Через Бангкок он прилетел в Калькутту. Там задержался на несколько дней, раздобыл в городской больнице пятьдесят ампул морфия и потом, руководствуясь интуицией, полетел в Порт-Блэр, на индийские Андаманские острова[115].
Там было безотрадно. Богом забытые, уединенные острова напоминали Банда Нейру, и это ему нравилось. Андаманы были зелеными: зеленые безобразные пятна на лице исполинского моря. Вечером поднимался ветер, и доктор, взяв такси, ехал в гостиницу на крутом берегу. Там, сидя на веранде, он пил одну рюмку водки за другой, оцепенело смотрел на красные скатерти, а потом снова — вдаль, на море.
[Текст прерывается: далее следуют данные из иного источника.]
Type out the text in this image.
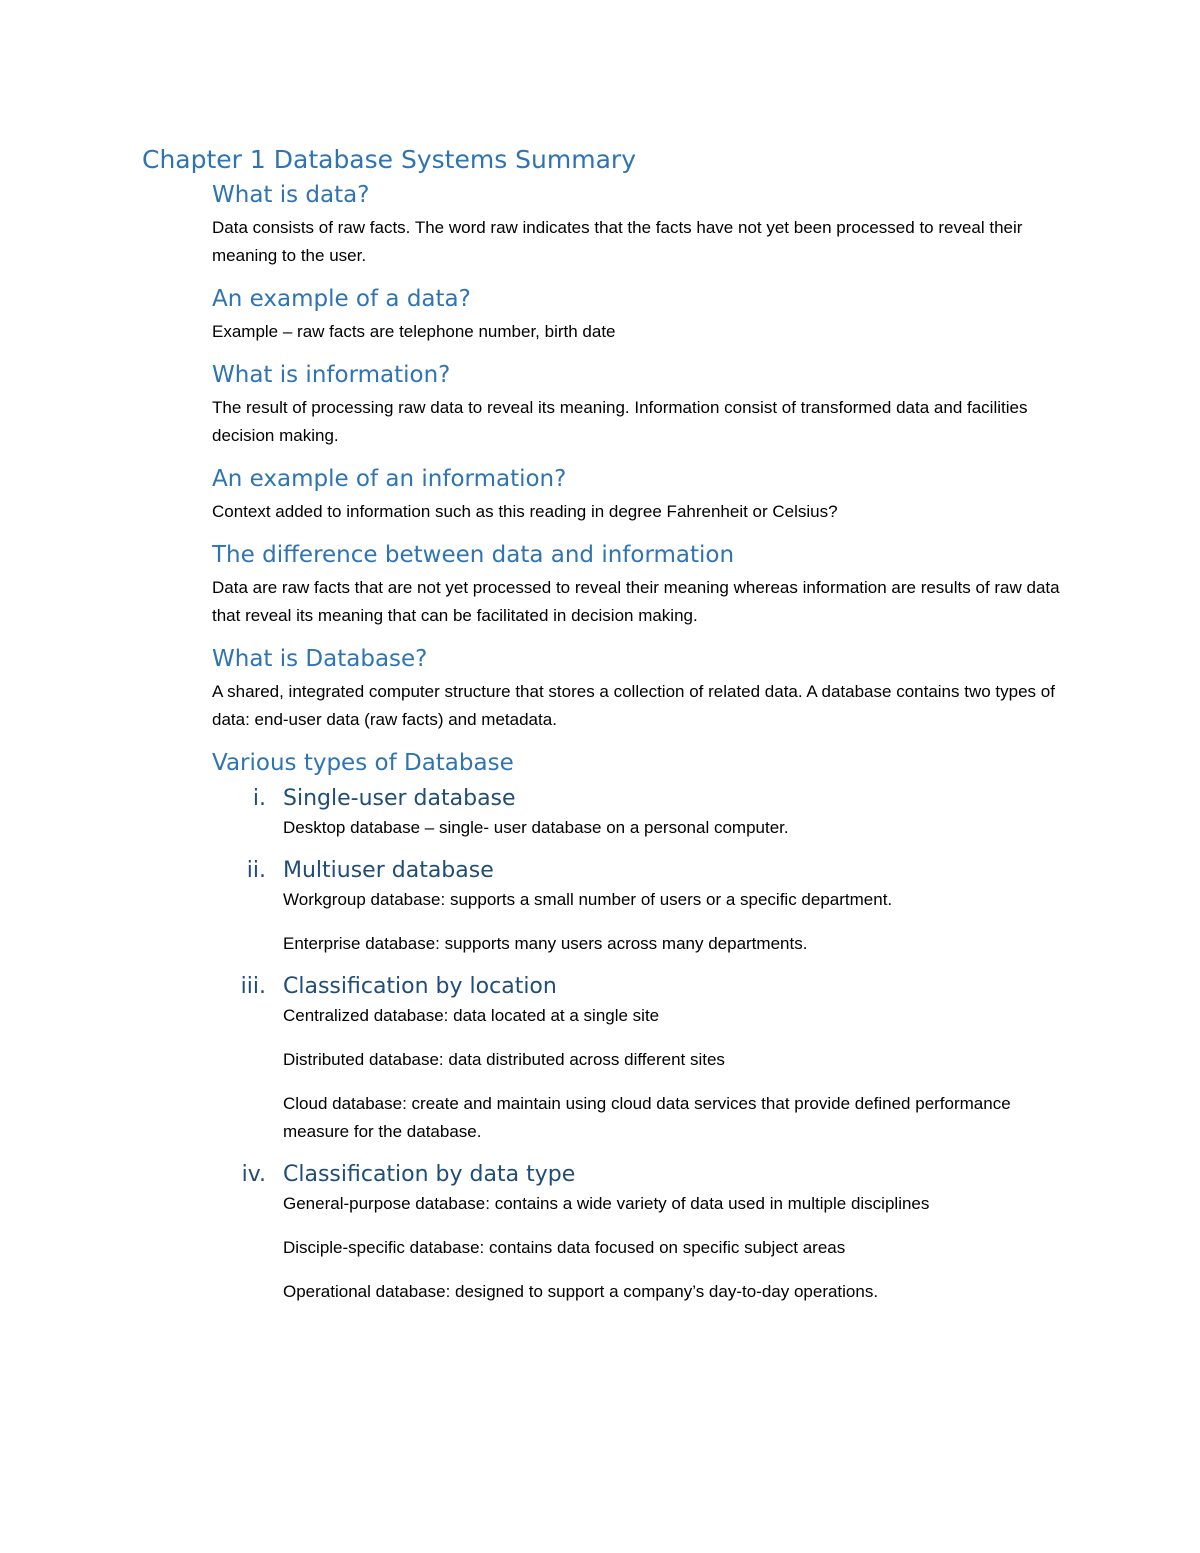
Chapter 1 Database Systems Summary
What is data?

Data consists of raw facts. The word raw indicates that the facts have not yet been processed to reveal their meaning to the user.

An example of a data?

Example – raw facts are telephone number, birth date

What is information?

The result of processing raw data to reveal its meaning. Information consist of transformed data and facilities decision making.

An example of an information?

Context added to information such as this reading in degree Fahrenheit or Celsius?

The difference between data and information

Data are raw facts that are not yet processed to reveal their meaning whereas information are results of raw data that reveal its meaning that can be facilitated in decision making.

What is Database?

A shared, integrated computer structure that stores a collection of related data. A database contains two types of data: end-user data (raw facts) and metadata.

Various types of Database
i. Single-user database

Desktop database – single- user database on a personal computer.

ii. Multiuser database

Workgroup database: supports a small number of users or a specific department.

Enterprise database: supports many users across many departments.

iii. Classification by location

Centralized database: data located at a single site

Distributed database: data distributed across different sites

Cloud database: create and maintain using cloud data services that provide defined performance measure for the database.

iv. Classification by data type

General-purpose database: contains a wide variety of data used in multiple disciplines

Disciple-specific database: contains data focused on specific subject areas

Operational database: designed to support a company’s day-to-day operations.
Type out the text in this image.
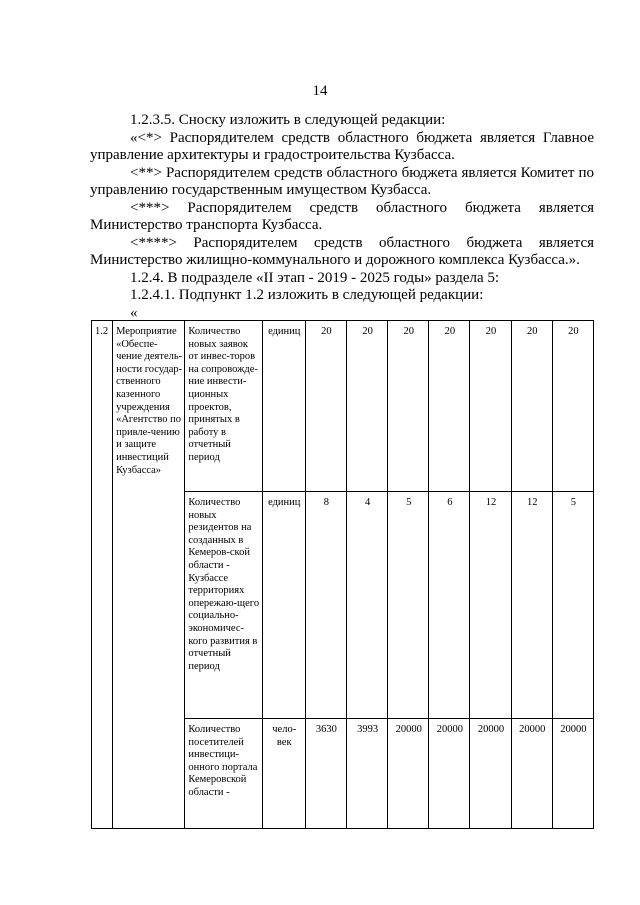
14

1.2.3.5. Сноску изложить в следующей редакции:

«<*> Распорядителем средств областного бюджета является Главное
управление архитектуры и градостроительства Кузбасса.

<**> Распорядителем средств областного бюджета является Комитет по
управлению государственным имуществом Кузбасса.

<***> Распорядителем средств областного бюджета является
Министерство транспорта Кузбасса.

<****> Распорядителем средств областного бюджета является
Министерство жилищно-коммунального и дорожного комплекса Кузбасса.».

1.2.4. В подразделе «II этап - 2019 - 2025 годы» раздела 5:

1.2.4.1. Подпункт 1.2 изложить в следующей редакции:

«

1.2	Мероприятие «Обеспе-чение деятель-ности государ-ственного казенного учреждения «Агентство по привле-чению и защите инвестиций Кузбасса»	Количество новых заявок от инвес-торов на сопровожде-ние инвести-ционных проектов, принятых в работу в отчетный период	единиц	20	20	20	20	20	20	20
		Количество новых резидентов на созданных в Кемеров-ской области - Кузбассе территориях опережаю-щего социально-экономичес-кого развития в отчетный период	единиц	8	4	5	6	12	12	5
		Количество посетителей инвестици-онного портала Кемеровской области -	чело-век	3630	3993	20000	20000	20000	20000	20000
К водке он просил соленых орешков, но симпатичный молодой индийский официант каждый день приносил ему сушеные сливы. «Is very good for bowel movement»[116], — говорил он, качая головой, и ставил на стол пиалу. Это было действительно безотрадно.
— Господи, и как же такое могло случиться? — вслух проговорил доктор и потряс головой, что сделало его еще более пьяным.
Опять кто-то рассмеялся, он обернулся, но никого не увидел.
Со времени скандала на Банда Нейра прошел уже почти год. Столько времени доктор и провел на индийских Андаманских островах. Собственно говоря, иностранцам разрешалось оставаться здесь только пятнадцать дней, но доктор сумел договориться с шефом полиции: каждые две недели ему в паспорт ставили выездной туристический штемпель, потом один рыбак вывозил его в море, за пределы трехмильной зоны, там оба напивались в стельку, а рано утром рыбак опять доставлял его к молу в гавани Порт-Блэра, где доктор получал от начальника полиции теперь уже въездной штемпель. За это он каждый раз дарил чиновнику бутылку Johnny Walker Black Label и две ампулы морфия.
Доктор уже много раз летал в Калькутту, чтобы неподалеку от Саддер-стрит обзавестись новыми ампулами.
В свое время он завел бартерную торговлю с одним сикхом: морфий на героин, который он, в свою очередь, выменивал на оружие у мусульманского торговца сукном. Ничего особенного: пара револьверов, время от времени — старая винтовка и один раз — автомат. Опять же, оружие он добывал вместе с рыбаком, который каждые две недели отвозил его далеко в море, к племенам коренных жителей на самом дальнем острове архипелага, планировавшим какое-то восстание против индийского правительства островной столицы.